Selain itu, juga dalam rangka untuk menjamin terpenuhinya hak dasar orang asli Papua (OAP) serta mencerdaskan kehidupan bangsa yang berkiblat pada pembukaan UUD 1945. Walaupun dalam pelaksanaannya tidak sesuai dengan yang diamanatkan oleh UU Otsus Papua dan turunannya. Sehingga perbaikan kualitas pelayanan pendidikan, baik sarana, prasarana maupun tenaga pendidik belum berjalan opimal.
IPM Papua
Indes Pembangunan Manusia (IPM) Provinsi Papua pada tahun 2021 mencapai 60,62. Jika dibandingkan dengan IPM pada tahun 2020 mencapai 60,44. Artinya mengalami peningkatan sebesar 0,3 persen pada tahun 2021. Meningkatnya pertumbuhan IPM Papua pada tahun 2021, dipengaruhi oleh naiknya beberapa komponen penyusun yang menjadi indikator pertumbuhan IPM di Provinsi Papua. Walaupun IPM pada tahun 2020 dipengaruhi oleh pendemi Covid-19 yang nyaris melemahkan berbagai sendi kehidupan bernegara.
Dalam bacaan penulis IPM di Provinsi Papua akan berdampak secara signifikan, ketika ada pemekaran provinsi baru di tanah Papua. Pertanyaanya selanjutnya adalah IPM Papua yang menjadi indikator pertumbuhan dan pembangunan selama ini berjalan mengalami penaikan atau sebaliknya? Pertanyaan ini menarik karena hal tersebut tentu tidak terlepas dari beberapa wilayah pemekaran provinsi baru di Papua yang masuk dalam daerah tertinggal.
Peraturan Presiden (Perpres) Nomor 63 tahun 2020 tentang Penetapan Daerah Tertinggal, Provinsi Papua menyumbang terbesar daerah tertinggal yakni 22 kabupaten/kota di Indonesia yang disebutkan di atas. Beberapa kabupaten di antaranya adalah kabupaten induk dan sudah ditetapkan sebagai ibu kota provinsi baru.
Pasal 2 ayat 1 Perpres Nomor 63 tahun 2020 menyebutkan, suatu daerah ditetapkan sebagai berdasarkan kriteria (i) perekonomian masyarakat, (ii) sumber daya manusia, (iii) sarana dan prasarana, (iv) kemampuan keuangan daerah, (v) aksesibilitas, dan (vi) karakteristik daerah.
Warna pendidikan
Degradasi pendidikan pasca pemekaran provinsi baru di Papua tidak bisa terhindarkan. Melihat dinamika pendidikan di tanah Papua sejak diberlakukannnya UU Otsus Papua, penyelenggaraan pendidikan yang berjalan selama ini di Papua dan Papua Barat bisa menjadi catatan dan evaluasi untuk bisa diterapkan pada provinsi pemekaran baru terutama dari segi regulasi dan teknisnya.

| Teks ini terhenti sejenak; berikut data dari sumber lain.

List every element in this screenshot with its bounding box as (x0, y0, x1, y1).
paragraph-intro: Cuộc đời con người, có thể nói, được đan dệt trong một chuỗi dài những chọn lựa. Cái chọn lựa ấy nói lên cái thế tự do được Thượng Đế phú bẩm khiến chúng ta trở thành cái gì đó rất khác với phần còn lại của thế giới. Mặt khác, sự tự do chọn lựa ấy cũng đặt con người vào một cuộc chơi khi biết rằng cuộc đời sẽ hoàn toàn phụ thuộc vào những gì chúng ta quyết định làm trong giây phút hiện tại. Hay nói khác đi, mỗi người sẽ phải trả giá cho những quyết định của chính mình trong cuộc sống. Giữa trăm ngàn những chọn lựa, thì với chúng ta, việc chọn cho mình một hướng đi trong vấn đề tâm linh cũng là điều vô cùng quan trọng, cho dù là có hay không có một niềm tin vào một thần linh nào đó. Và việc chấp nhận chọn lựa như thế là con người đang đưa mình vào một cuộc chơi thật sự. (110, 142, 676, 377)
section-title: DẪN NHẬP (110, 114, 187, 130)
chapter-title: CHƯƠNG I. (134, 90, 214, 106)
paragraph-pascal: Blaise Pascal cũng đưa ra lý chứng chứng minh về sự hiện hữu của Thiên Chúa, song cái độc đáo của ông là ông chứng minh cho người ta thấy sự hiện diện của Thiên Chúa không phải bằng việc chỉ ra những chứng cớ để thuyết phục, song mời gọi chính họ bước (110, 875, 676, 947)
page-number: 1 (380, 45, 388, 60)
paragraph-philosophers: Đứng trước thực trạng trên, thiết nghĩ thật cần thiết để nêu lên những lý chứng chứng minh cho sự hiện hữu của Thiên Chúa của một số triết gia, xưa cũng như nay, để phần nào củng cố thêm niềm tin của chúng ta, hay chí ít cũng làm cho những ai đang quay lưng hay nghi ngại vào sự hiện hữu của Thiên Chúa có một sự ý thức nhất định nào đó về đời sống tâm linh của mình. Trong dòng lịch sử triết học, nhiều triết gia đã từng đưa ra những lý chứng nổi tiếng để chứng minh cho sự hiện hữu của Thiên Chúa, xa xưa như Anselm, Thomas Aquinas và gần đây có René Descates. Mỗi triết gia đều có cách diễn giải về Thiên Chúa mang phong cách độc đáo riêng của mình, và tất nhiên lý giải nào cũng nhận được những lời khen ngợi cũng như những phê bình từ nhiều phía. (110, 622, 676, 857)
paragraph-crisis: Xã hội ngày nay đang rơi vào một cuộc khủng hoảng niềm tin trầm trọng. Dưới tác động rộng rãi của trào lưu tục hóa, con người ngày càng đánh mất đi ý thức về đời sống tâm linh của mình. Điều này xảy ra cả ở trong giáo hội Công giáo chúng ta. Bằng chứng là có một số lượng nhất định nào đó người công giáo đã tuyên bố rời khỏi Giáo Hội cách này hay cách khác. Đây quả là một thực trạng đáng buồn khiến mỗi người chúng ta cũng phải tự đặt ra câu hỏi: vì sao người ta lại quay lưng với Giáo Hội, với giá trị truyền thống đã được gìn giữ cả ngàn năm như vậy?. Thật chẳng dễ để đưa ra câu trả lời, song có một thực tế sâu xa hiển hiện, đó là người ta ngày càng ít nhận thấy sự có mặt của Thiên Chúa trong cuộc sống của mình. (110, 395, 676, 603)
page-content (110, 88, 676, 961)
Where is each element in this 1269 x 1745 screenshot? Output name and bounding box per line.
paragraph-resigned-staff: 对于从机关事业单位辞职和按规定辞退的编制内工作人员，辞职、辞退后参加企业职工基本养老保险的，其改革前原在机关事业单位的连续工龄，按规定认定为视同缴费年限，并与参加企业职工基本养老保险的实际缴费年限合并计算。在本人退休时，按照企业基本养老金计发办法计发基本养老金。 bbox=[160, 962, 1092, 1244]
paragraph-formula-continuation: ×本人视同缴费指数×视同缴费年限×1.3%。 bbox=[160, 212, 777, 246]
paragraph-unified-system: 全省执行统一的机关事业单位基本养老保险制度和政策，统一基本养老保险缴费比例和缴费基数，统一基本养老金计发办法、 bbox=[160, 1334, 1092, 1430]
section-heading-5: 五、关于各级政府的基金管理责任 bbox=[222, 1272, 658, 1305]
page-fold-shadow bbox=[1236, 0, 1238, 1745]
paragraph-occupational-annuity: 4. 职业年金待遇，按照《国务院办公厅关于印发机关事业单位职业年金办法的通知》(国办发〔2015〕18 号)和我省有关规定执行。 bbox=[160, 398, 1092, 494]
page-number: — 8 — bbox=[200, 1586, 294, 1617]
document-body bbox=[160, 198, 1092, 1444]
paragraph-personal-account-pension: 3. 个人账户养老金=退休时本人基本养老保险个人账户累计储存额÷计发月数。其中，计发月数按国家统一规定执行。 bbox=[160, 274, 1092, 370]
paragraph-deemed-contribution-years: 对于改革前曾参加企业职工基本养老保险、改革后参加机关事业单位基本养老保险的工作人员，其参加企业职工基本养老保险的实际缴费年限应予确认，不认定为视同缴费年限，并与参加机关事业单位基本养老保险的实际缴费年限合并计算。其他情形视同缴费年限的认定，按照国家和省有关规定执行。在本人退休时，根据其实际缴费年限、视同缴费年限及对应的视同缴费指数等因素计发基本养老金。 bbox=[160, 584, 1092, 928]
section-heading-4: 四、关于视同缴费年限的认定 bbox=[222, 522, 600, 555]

Dengan demikian, tidak terjadi tumpang tindih regulasi dan teknis penyelenggaraan pendidikan. Kompleksitas probem di tanah Papua mewarnai dinamika pendidikan di povinsi paling timur Indonesia itu. Penyelenggaraan pendidikan di provinsi baru di tanah Papua akan mengalami metamofosa (perubahan) dan menjadi tantangan serius di depan mata bagi seluruh pemangku kepentingan, stakeholders, terkhusus dunia pendidikan.
Dua provinsi yaitu Papua dan Papua Barat menjadi prototype dalam penyelenggaran pendidikan di tanah Papua. Terlepas dari berbagai isu dinamika pendidikan yang berkembang dan menghantui di pikiran masyarakat dan pemerintah, diperlukan sebuah desain besar (grand design) pendidikan yang mampu menjamin harkat dan martabat orang asli Papua berbasis pada kewilayahan adat.
Mengakomodir eksistensi hak-hak orang asli Papua dalam bidang pendidikan, diikuti aspek tranparansi, efisiensi, dan akuntabilitas dalam pengelolaan dan penggunaan alokasi dana Otsus Papua yang tepat sasaran menjadi kerinduan kolektif semua stakeholders di tanah Papua. Tanpa itu, gerak langkah pendidikan akan melewati jalan terjal berliku dan melelahkan.